PURPOSE: Sorsby fundus dystrophy (SFD) is a rare, late-onset macular dystrophy caused by mutations in the tissue inhibitor of metalloproteinases-3 (TIMP3) gene. The known mutations introduce potentially unpaired cysteine residues in the C terminus of the protein and result in the formation of higher-molecular-weight protein complexes of as yet unknown composition and functional consequences in the pathologic course of SFD. To facilitate in vivo investigation of mutant TIMP3, the authors generated a knock-in mouse carrying a disease-related Ser156Cys mutation in the orthologous murine Timp3 gene. METHODS: Site-directed mutagenesis and homologous recombination in embryonic stem (ES) cells was used to generate mutant ES cells carrying the Timp3(S156C) allele. Chimeric animals were obtained, of which two displayed germline transmission of the mutated allele. Molecular genetic, biochemical, electron microscopic, and electrodiagnostic techniques were used for characterization. RESULTS: At 8 months of age, knock-in mice showed abnormalities in the inner aspect of Bruch's membrane and in the organization of the adjacent basal microvilli of the retinal pigment epithelium (RPE). Changes resembling those in the mutant animals were also present to some extent in normal littermates, but only at an advanced age of 30 months. Long-term electrodiagnostic recordings indicated normal retinal function throughout life. The biochemical characteristics of the mutant protein appear similar in humans and knock-in mice, suggesting common molecular pathways in the two species. The localization of the mutant protein in the eye is normal, although there is evidence of increased Timp3 levels in Bruch's membrane of mutant animals. CONCLUSIONS: The knock-in mice display early features of age-related changes in Bruch's membrane and the RPE that may represent the primary clinical manifestations of SFD. In addition, our immunolabeling studies and biochemical data support a model proposing that site-specific excess rather than absence or deficiency of functional Timp3 may be the primary consequence of the known Timp3 mutations.

Sorsby fundus dystrophy mutation Timp3(S156C) affects the morphological and biochemical phenotype but not metalloproteinase homeostasis.

The tissue inhibitor of metalloproteinases-3 (TIMP3) is a multifunctional protein tightly associated with the extracellular matrix (ECM). A specific type of mutation in TIMP3 which results in potentially unpaired cysteine residues at the C-terminus of the protein has been shown to cause Sorsby fundus dystrophy (SFD), an autosomal dominant retinopathy of late onset. An early finding in SFD is a striking accumulation of protein and lipid material in Bruch's membrane, a multilayered ECM structure located between the choroid and the RPE. To study the molecular mechanisms underlying SFD pathology, we recently generated two mouse lines, one deficient in Timp3 (Timp3(-/-)) and one carrying an SFD-related mutation in the orthologous murine Timp3 gene (Timp3(S156C/S156C)). We now established immortalized fibroblast cells from the mutant mouse strains and provide evidence that the various cell lines display distinct morphological and physiological features that are dependent on the mutational status of the Timp3 protein in the secreted ECM. We show that matrix metalloproteinase (MMP) activity and inhibitory properties of Timp3 are not affected by the SFD-associated mutation.

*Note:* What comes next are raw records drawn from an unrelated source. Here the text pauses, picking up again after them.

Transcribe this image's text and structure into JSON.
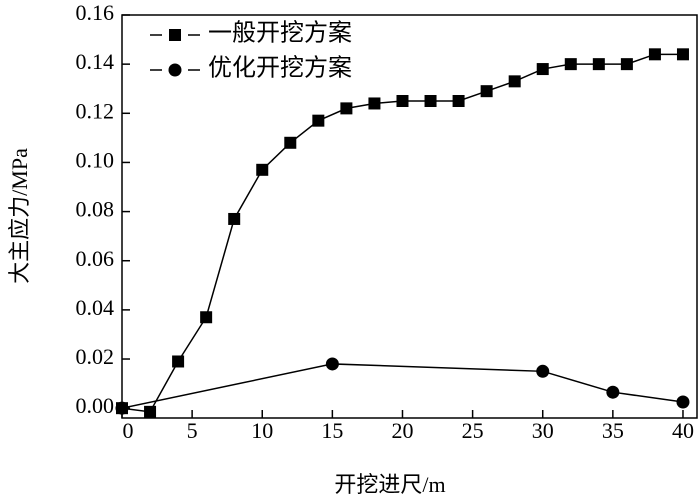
{
  "chart_data": {
    "type": "line",
    "xlabel": "开挖进尺/m",
    "ylabel": "大主应力/MPa",
    "xlim": [
      0,
      41
    ],
    "ylim": [
      -0.004,
      0.16
    ],
    "xticks": [
      0,
      5,
      10,
      15,
      20,
      25,
      30,
      35,
      40
    ],
    "yticks": [
      {
        "value": 0,
        "label": "0.00"
      },
      {
        "value": 0.02,
        "label": "0.02"
      },
      {
        "value": 0.04,
        "label": "0.04"
      },
      {
        "value": 0.06,
        "label": "0.06"
      },
      {
        "value": 0.08,
        "label": "0.08"
      },
      {
        "value": 0.1,
        "label": "0.10"
      },
      {
        "value": 0.12,
        "label": "0.12"
      },
      {
        "value": 0.14,
        "label": "0.14"
      },
      {
        "value": 0.16,
        "label": "0.16"
      }
    ],
    "legend": "upper left",
    "series": [
      {
        "name": "一般开挖方案",
        "color": "#000000",
        "marker": "square",
        "x": [
          0,
          2,
          4,
          6,
          8,
          10,
          12,
          14,
          16,
          18,
          20,
          22,
          24,
          26,
          28,
          30,
          32,
          34,
          36,
          38,
          40
        ],
        "values": [
          0,
          -0.0015,
          0.019,
          0.037,
          0.077,
          0.097,
          0.108,
          0.117,
          0.122,
          0.124,
          0.125,
          0.125,
          0.125,
          0.129,
          0.133,
          0.138,
          0.14,
          0.14,
          0.14,
          0.144,
          0.144
        ]
      },
      {
        "name": "优化开挖方案",
        "color": "#000000",
        "marker": "circle",
        "x": [
          0,
          15,
          30,
          35,
          40
        ],
        "values": [
          0,
          0.018,
          0.015,
          0.0065,
          0.0025
        ]
      }
    ]
  }
}
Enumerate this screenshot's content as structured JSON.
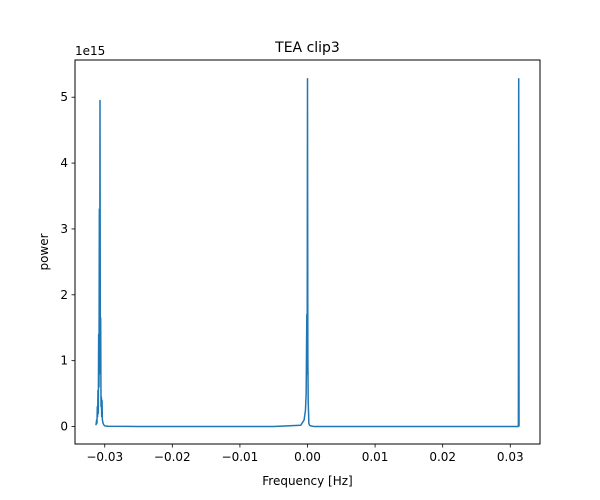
{
  "chart_data": {
    "type": "line",
    "title": "TEA clip3",
    "xlabel": "Frequency [Hz]",
    "ylabel": "power",
    "y_offset_label": "1e15",
    "xlim": [
      -0.0344,
      0.0344
    ],
    "ylim": [
      -0.265,
      5.565
    ],
    "y_scale_factor": 1000000000000000.0,
    "xticks": [
      -0.03,
      -0.02,
      -0.01,
      0.0,
      0.01,
      0.02,
      0.03
    ],
    "xtick_labels": [
      "−0.03",
      "−0.02",
      "−0.01",
      "0.00",
      "0.01",
      "0.02",
      "0.03"
    ],
    "yticks": [
      0,
      1,
      2,
      3,
      4,
      5
    ],
    "ytick_labels": [
      "0",
      "1",
      "2",
      "3",
      "4",
      "5"
    ],
    "grid": false,
    "line_color": "#1f77b4",
    "series": [
      {
        "x": [
          -0.0313,
          -0.0312,
          -0.03115,
          -0.0311,
          -0.03105,
          -0.031,
          -0.03095,
          -0.0309,
          -0.03085,
          -0.0308,
          -0.03075,
          -0.0307,
          -0.03065,
          -0.0306,
          -0.03055,
          -0.0305,
          -0.03045,
          -0.0304,
          -0.03035,
          -0.0303,
          -0.03025,
          -0.0302,
          -0.0301,
          -0.03,
          -0.0295,
          -0.025,
          -0.02,
          -0.015,
          -0.01,
          -0.005,
          -0.001,
          -0.0005,
          -0.0003,
          -0.0002,
          -0.0001,
          -5e-05,
          0.0,
          5e-05,
          0.0001,
          0.0002,
          0.0003,
          0.0005,
          0.001,
          0.01,
          0.02,
          0.031,
          0.0312,
          0.03125,
          0.0313
        ],
        "y": [
          0.02,
          0.1,
          0.05,
          0.3,
          0.15,
          0.55,
          0.2,
          1.4,
          0.6,
          3.3,
          1.0,
          4.95,
          0.8,
          1.65,
          0.3,
          0.45,
          0.15,
          0.4,
          0.1,
          0.08,
          0.05,
          0.04,
          0.02,
          0.01,
          0.005,
          0.0,
          0.0,
          0.0,
          0.0,
          0.0,
          0.02,
          0.1,
          0.25,
          0.5,
          1.7,
          0.8,
          5.28,
          1.1,
          0.4,
          0.05,
          0.02,
          0.01,
          0.0,
          0.0,
          0.0,
          0.0,
          0.0,
          5.28,
          0.0
        ]
      }
    ]
  }
}
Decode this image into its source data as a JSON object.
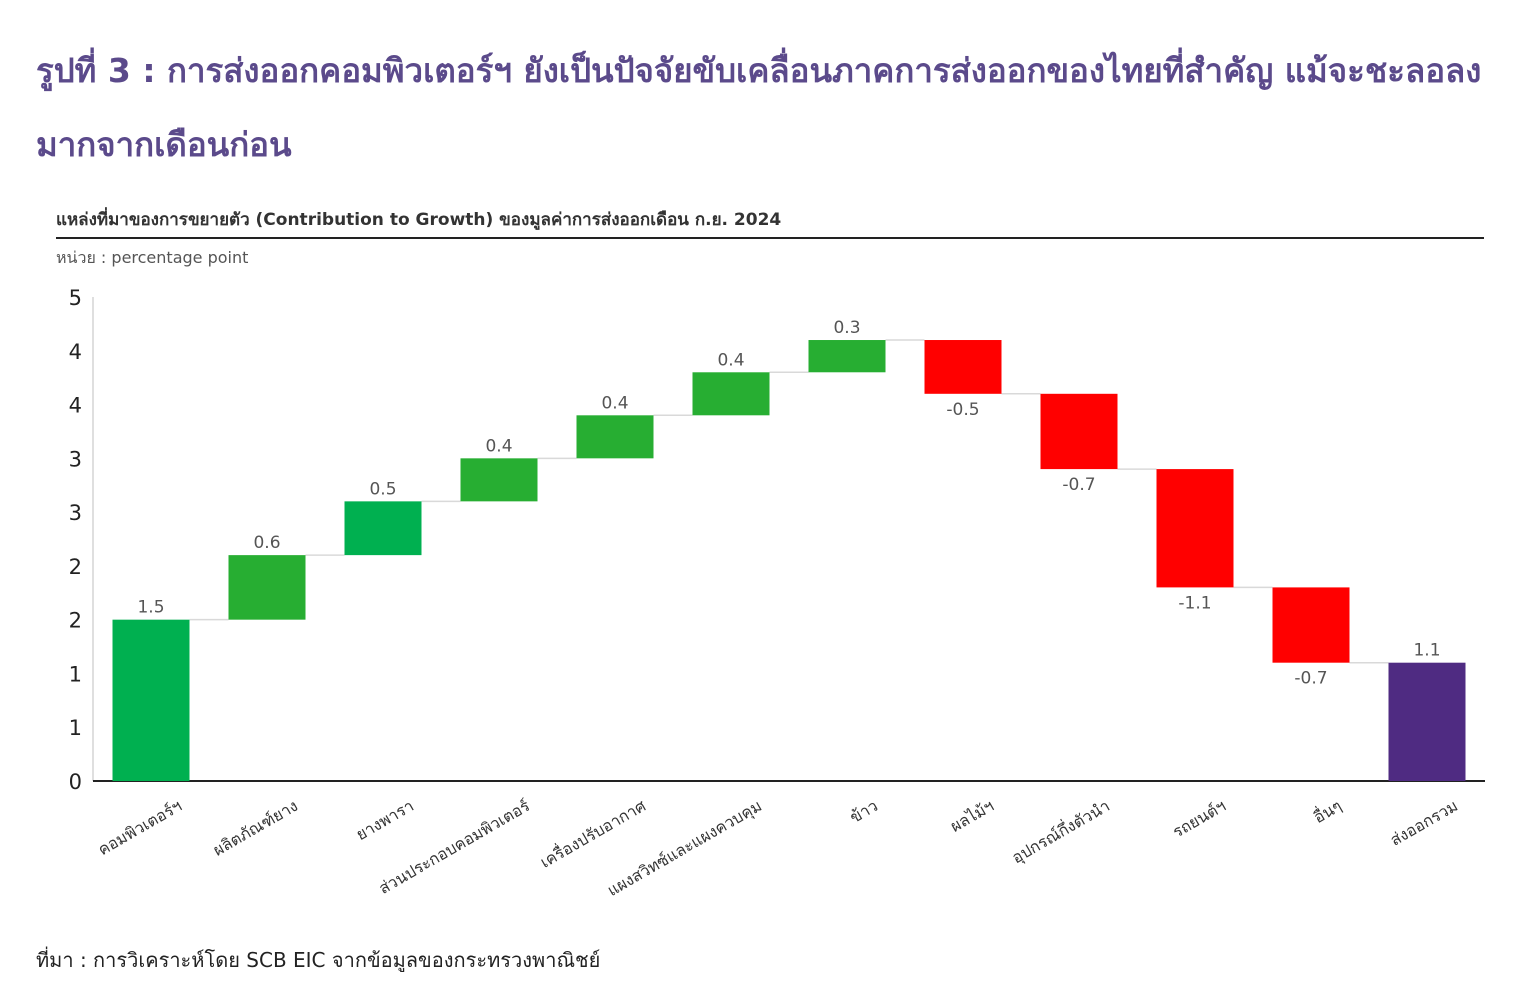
{
  "title": "รูปที่ 3 : การส่งออกคอมพิวเตอร์ฯ ยังเป็นปัจจัยขับเคลื่อนภาคการส่งออกของไทยที่สำคัญ แม้จะชะลอลงมากจากเดือนก่อน",
  "chart_data": {
    "type": "bar",
    "subtype": "waterfall",
    "subtitle": "แหล่งที่มาของการขยายตัว (Contribution to Growth) ของมูลค่าการส่งออกเดือน ก.ย. 2024",
    "unit_label": "หน่วย : percentage point",
    "categories": [
      "คอมพิวเตอร์ฯ",
      "ผลิตภัณฑ์ยาง",
      "ยางพารา",
      "ส่วนประกอบคอมพิวเตอร์",
      "เครื่องปรับอากาศ",
      "แผงสวิทซ์และแผงควบคุม",
      "ข้าว",
      "ผลไม้ฯ",
      "อุปกรณ์กึ่งตัวนำ",
      "รถยนต์ฯ",
      "อื่นๆ",
      "ส่งออกรวม"
    ],
    "values": [
      1.5,
      0.6,
      0.5,
      0.4,
      0.4,
      0.4,
      0.3,
      -0.5,
      -0.7,
      -1.1,
      -0.7,
      1.1
    ],
    "value_labels": [
      "1.5",
      "0.6",
      "0.5",
      "0.4",
      "0.4",
      "0.4",
      "0.3",
      "-0.5",
      "-0.7",
      "-1.1",
      "-0.7",
      "1.1"
    ],
    "is_total": [
      false,
      false,
      false,
      false,
      false,
      false,
      false,
      false,
      false,
      false,
      false,
      true
    ],
    "ylim": [
      0,
      4.5
    ],
    "ytick_values": [
      0,
      0.5,
      1,
      1.5,
      2,
      2.5,
      3,
      3.5,
      4,
      4.5
    ],
    "ytick_labels": [
      "0",
      "1",
      "1",
      "2",
      "2",
      "3",
      "3",
      "4",
      "4",
      "5"
    ],
    "grid": false,
    "legend": "none",
    "colors": {
      "increase": [
        "#00b050",
        "#27ae32",
        "#00b050",
        "#27ae32",
        "#27ae32",
        "#27ae32",
        "#27ae32"
      ],
      "decrease": "#ff0000",
      "total": "#4f2b82",
      "connector": "#d9d9d9",
      "title": "#5b4a8b"
    }
  },
  "source": "ที่มา : การวิเคราะห์โดย SCB EIC จากข้อมูลของกระทรวงพาณิชย์"
}
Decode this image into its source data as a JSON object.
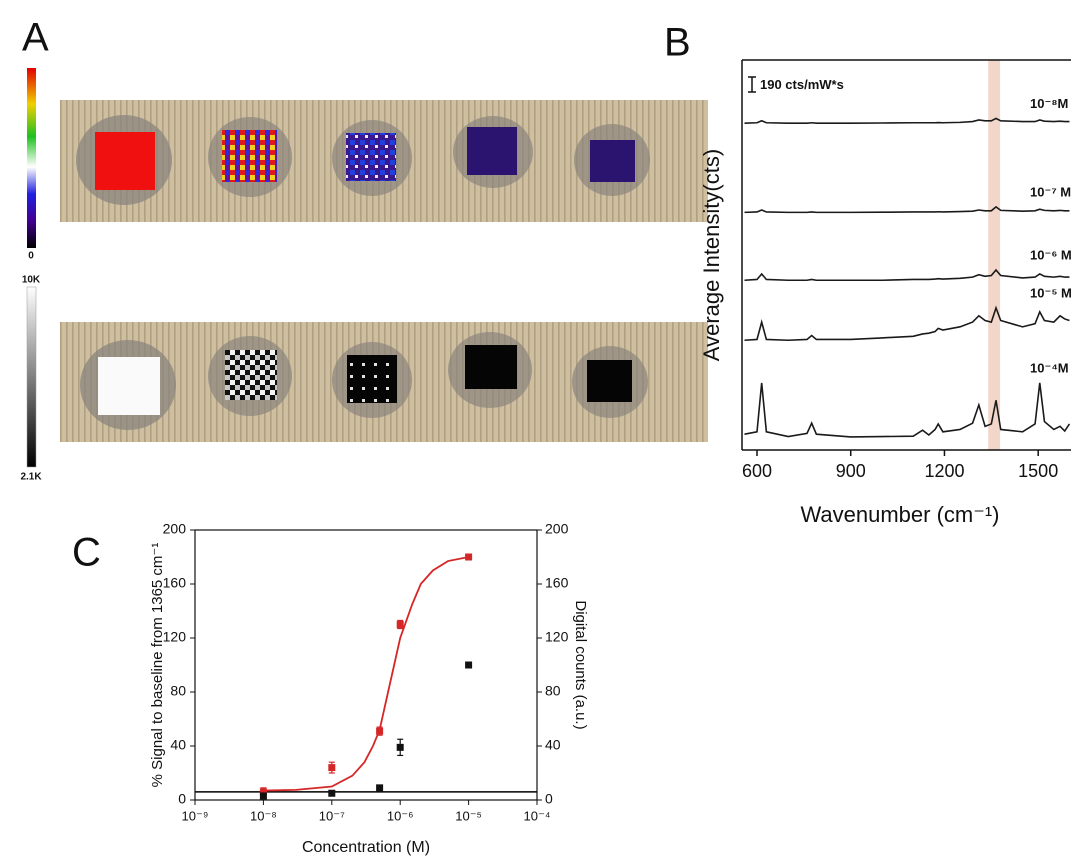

We further demonstrate that Timp3(S156C) protein accumulates in the ECM of the mutant fibroblast cells and that this accumulation is not due to a prolonged turnover rate of mutant vs. normal Timp3. We also show that the relative abundance of mutant and normal Timp3 in the ECM has no measurable effects on cellular phenotypes. Together, these findings suggest (i) a functional role of normal Timp3 in pathways determining cellular morphology and (ii) a loss of this particular function as a consequence of the Ser156Cys mutation. We therefore hypothesize that SFD pathogenesis is due to a loss-of-function mutation in TIMP3.